Now, other gruesome scenes await my camera. Embalming surgeons, as they call themselves, have arrived. Although many of the dead soldiers are hastily buried where they fall, many end up in mass graves. Some are later exhumed and buried in military cemeteries, whether they’ve been identified or not– often with the headstone reading only: “A Union Soldier” or “A Confederate Soldier.” It is hard to imagine–dying in the name of one’s country but that country not even knowing your name.

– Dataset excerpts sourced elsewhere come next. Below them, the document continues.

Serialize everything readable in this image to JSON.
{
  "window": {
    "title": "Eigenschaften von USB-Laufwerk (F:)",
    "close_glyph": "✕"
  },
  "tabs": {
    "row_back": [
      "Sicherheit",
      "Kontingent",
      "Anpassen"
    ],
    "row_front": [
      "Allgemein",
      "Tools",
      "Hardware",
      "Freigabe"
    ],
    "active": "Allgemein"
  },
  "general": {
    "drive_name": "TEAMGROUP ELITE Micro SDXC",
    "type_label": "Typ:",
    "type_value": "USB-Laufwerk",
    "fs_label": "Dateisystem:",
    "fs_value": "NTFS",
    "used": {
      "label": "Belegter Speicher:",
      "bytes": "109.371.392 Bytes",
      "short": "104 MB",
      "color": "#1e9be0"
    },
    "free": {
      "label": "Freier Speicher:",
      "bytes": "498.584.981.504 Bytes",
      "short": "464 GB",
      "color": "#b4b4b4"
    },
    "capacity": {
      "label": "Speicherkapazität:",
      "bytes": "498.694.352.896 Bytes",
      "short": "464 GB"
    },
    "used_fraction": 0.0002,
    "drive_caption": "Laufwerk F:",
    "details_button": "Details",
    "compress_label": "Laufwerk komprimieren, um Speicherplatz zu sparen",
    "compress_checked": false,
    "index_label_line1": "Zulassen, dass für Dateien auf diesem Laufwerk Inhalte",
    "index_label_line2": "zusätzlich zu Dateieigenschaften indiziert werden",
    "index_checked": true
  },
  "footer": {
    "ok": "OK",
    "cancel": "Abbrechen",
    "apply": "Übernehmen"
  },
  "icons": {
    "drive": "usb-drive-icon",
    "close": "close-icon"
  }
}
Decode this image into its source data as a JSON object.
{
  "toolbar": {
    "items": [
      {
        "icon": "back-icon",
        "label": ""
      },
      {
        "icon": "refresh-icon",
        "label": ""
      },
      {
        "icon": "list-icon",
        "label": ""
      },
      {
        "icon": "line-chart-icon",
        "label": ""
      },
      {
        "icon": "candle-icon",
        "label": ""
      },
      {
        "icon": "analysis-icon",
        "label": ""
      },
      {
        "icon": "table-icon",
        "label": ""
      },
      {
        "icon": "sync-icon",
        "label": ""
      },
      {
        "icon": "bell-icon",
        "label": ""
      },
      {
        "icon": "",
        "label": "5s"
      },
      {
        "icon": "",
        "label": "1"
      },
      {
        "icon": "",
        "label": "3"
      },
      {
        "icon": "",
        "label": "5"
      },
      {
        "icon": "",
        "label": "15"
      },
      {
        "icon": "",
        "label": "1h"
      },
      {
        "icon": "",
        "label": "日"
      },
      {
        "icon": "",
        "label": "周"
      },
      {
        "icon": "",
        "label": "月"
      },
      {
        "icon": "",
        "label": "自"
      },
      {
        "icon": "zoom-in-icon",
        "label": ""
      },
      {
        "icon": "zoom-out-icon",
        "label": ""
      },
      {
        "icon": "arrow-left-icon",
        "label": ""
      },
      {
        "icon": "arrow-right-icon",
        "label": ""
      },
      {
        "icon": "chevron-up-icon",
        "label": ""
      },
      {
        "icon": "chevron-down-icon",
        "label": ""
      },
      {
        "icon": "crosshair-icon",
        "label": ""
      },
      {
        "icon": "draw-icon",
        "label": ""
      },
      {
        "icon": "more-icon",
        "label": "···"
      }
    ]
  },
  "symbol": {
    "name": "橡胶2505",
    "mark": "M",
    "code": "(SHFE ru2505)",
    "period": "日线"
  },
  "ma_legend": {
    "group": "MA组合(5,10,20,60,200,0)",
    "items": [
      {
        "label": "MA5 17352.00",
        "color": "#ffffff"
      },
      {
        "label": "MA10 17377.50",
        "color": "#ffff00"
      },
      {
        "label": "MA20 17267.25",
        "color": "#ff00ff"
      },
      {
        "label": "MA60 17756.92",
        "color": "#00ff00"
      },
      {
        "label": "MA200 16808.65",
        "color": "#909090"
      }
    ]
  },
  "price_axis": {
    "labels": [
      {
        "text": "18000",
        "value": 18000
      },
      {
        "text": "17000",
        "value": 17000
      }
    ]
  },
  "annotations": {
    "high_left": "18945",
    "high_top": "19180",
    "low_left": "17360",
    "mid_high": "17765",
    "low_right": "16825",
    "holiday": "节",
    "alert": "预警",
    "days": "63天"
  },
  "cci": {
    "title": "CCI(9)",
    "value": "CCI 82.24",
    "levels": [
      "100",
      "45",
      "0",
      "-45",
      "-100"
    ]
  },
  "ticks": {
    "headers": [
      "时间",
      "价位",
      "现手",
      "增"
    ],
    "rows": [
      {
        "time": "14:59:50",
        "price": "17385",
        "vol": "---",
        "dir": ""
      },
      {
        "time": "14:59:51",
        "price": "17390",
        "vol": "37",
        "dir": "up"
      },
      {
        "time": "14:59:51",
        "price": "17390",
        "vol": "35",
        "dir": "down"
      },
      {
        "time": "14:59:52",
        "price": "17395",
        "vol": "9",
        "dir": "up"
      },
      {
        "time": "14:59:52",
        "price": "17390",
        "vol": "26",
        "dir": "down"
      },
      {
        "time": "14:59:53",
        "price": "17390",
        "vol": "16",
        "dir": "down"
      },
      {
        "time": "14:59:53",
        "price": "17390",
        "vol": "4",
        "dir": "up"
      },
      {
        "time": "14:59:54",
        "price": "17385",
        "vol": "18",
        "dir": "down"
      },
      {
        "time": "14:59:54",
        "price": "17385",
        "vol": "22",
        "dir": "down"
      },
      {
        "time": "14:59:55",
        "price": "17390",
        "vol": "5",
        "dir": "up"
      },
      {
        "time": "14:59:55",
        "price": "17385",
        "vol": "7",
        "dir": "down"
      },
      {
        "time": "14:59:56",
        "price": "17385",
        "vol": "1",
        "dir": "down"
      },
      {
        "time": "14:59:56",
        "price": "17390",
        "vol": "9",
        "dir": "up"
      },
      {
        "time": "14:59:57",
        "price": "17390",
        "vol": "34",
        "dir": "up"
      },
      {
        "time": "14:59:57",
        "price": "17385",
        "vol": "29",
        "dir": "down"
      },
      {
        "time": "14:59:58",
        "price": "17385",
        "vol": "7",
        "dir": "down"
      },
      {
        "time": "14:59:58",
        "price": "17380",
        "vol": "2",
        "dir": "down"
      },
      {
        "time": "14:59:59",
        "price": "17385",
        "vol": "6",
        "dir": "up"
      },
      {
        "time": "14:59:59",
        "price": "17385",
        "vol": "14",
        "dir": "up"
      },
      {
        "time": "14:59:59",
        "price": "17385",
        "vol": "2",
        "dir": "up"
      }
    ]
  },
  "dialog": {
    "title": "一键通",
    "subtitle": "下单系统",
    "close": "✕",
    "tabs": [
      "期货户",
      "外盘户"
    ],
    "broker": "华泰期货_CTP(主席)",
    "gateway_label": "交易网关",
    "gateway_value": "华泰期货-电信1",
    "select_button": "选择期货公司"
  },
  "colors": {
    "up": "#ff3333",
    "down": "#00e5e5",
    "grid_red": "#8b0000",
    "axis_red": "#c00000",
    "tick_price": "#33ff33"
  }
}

On a lighter note, I have also photographed some of the Union soldiers and officers after the final skirmish, and they were truly in high spirits–dirty, sweaty, exhausted, some wounded, but all euphoric. There was optimism in the air and hope, hope that this war would soon end. But for now we must deal with the brutal aftermath of this battle. Hospital tents crowd the countryside and the small population of Gettysburg is inundated with the sick and wounded. I doubt this town will ever be the same.
Tomorrow is July 4. I wonder if anyone, in the midst of all this furor, will appreciate the irony that this day marks the eighty-seventh year of our nation’s birth.
I miss you, my dearest, and long to see you this Christmas. You are always in my thoughts as I pray I am in yours.
Yours ever truly,
While letter or diary writing is a device to take the reader back in time, it is an opportunity for the writer to truly bring the past alive. Ideas welcome.